Professor Adam Finn, a member of the Joint Committee on Vaccination and Immunisation, said he was reassured.
He added: “We’ve seen consistently good protection against severe disease with different vaccines and different viruses so far. And so I think we all are cautiously optimistic that that will continue to be the case also with this version of the virus.”
Prof Finn said people should feel “reasonably confident” that if they are fully vaccinated their risks of serious illness will be “much reduced” against the new variant. Professor John Edmunds, a member of the Sage emergency group, said that while the variant is a “new threat”, the UK is in a much better position compared with when the Kent variant was detected before Christmas.
He said: “I think we should be concerned but not panicking.
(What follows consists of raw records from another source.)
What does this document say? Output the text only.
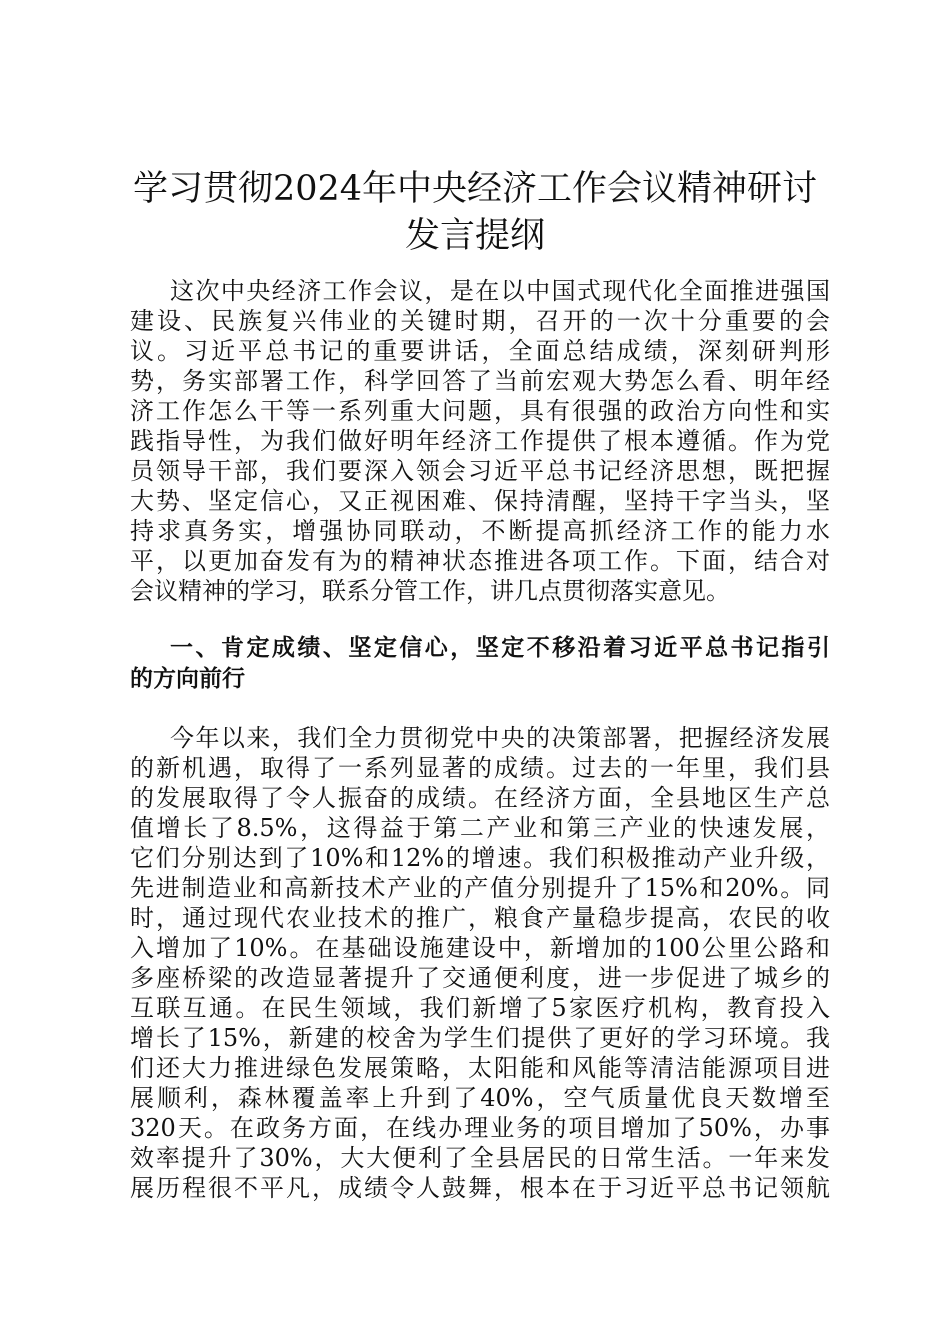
学习贯彻2024年中央经济工作会议精神研讨
发言提纲

这次中央经济工作会议，是在以中国式现代化全面推进强国

建设、民族复兴伟业的关键时期，召开的一次十分重要的会

议。习近平总书记的重要讲话，全面总结成绩，深刻研判形

势，务实部署工作，科学回答了当前宏观大势怎么看、明年经

济工作怎么干等一系列重大问题，具有很强的政治方向性和实

践指导性，为我们做好明年经济工作提供了根本遵循。作为党

员领导干部，我们要深入领会习近平总书记经济思想，既把握

大势、坚定信心，又正视困难、保持清醒，坚持干字当头，坚

持求真务实，增强协同联动，不断提高抓经济工作的能力水

平，以更加奋发有为的精神状态推进各项工作。下面，结合对

会议精神的学习，联系分管工作，讲几点贯彻落实意见。

一、肯定成绩、坚定信心，坚定不移沿着习近平总书记指引

的方向前行

今年以来，我们全力贯彻党中央的决策部署，把握经济发展

的新机遇，取得了一系列显著的成绩。过去的一年里，我们县

的发展取得了令人振奋的成绩。在经济方面，全县地区生产总

值增长了8.5%，这得益于第二产业和第三产业的快速发展，

它们分别达到了10%和12%的增速。我们积极推动产业升级，

先进制造业和高新技术产业的产值分别提升了15%和20%。同

时，通过现代农业技术的推广，粮食产量稳步提高，农民的收

入增加了10%。在基础设施建设中，新增加的100公里公路和

多座桥梁的改造显著提升了交通便利度，进一步促进了城乡的

互联互通。在民生领域，我们新增了5家医疗机构，教育投入

增长了15%，新建的校舍为学生们提供了更好的学习环境。我

们还大力推进绿色发展策略，太阳能和风能等清洁能源项目进

展顺利，森林覆盖率上升到了40%，空气质量优良天数增至

320天。在政务方面，在线办理业务的项目增加了50%，办事

效率提升了30%，大大便利了全县居民的日常生活。一年来发

展历程很不平凡，成绩令人鼓舞，根本在于习近平总书记领航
Now the hospitals are empty, thankfully, or virtually empty of Covid patients and two-thirds of the adult population have been vaccinated.”
If the situation deteriorates then “action needs to be taken”.
He added: “We’ll know much more about that in the next few weeks as we see how this variant spreads and the impact that it’s going to have. At the moment it’s too early to say.” Professor Sir Mark Walport, who also sits on Sage, warned that the country is at a “perilous moment”.
He said: “It’s critical that people do get tested and do report that they have symptoms and isolate themselves and their families. “These are all really important things, and we are going to learn over the next two or three weeks what the impact of the change is.
“And the problem is that the data takes some while to emerge, which is why there’s every ground to be very cautious about the ability to open up in June.”